Worrying about Loved Ones at Home

  • Study Doctrine and Covenants 31:1–6. From the early days of the Church, missionaries have been called to leave loved ones in difficult circumstances. Pray that blessings of your service will be consecrated to the benefit of your loved ones. Honor them by serving the Lord with all your heart. Trust the Lord to bless them and you, according to His timing and will.

  • Write your family every week. Share your testimony and positive experiences and stories. Tell them often when you have seen the hand of the Lord in your life. Pray for them. Remember birthdays and special events.

  • Expect some challenges to come to your loved ones. Most of these would occur whether or not you were serving a mission. Your loved ones have agency and may make decisions that worry you, especially if you are used to being a leader or peacemaker at home.

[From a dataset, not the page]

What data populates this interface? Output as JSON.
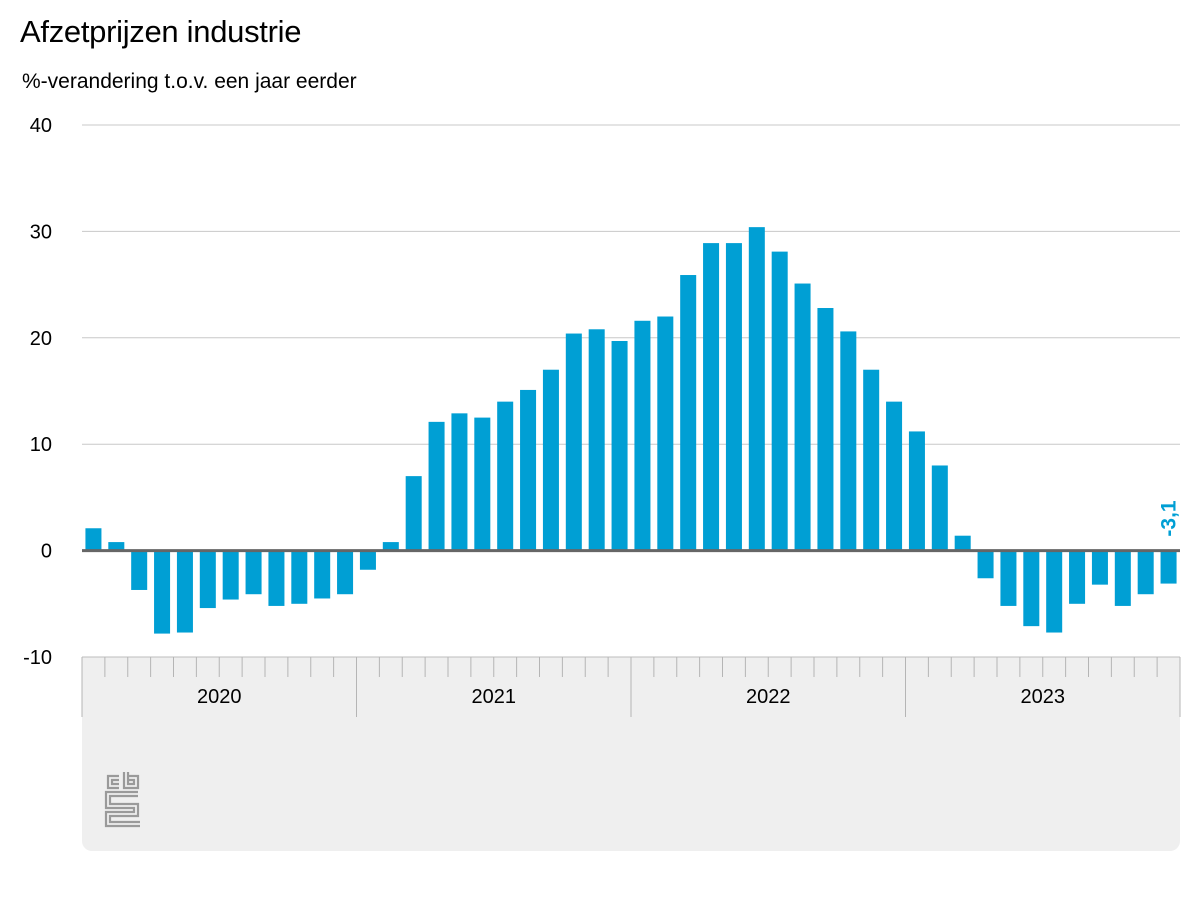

It may bless their lives to work through challenges on their own. Respect their choices, and continue to express your love and confidence.

H

Feeling Lonely

  • Get curious about others. Ask how they handle feeling lonely. Ask about their experiences and feelings so you’ll understand them better.

  • Share more. We feel lonely when we don’t feel known and valued for who we really are.

  • Write in your journal. It helps to at least feel understood by yourself.

  • Define what you mean by “lonely.” Define what feelings, thoughts, and behaviors go with it for you. Then address these specifically.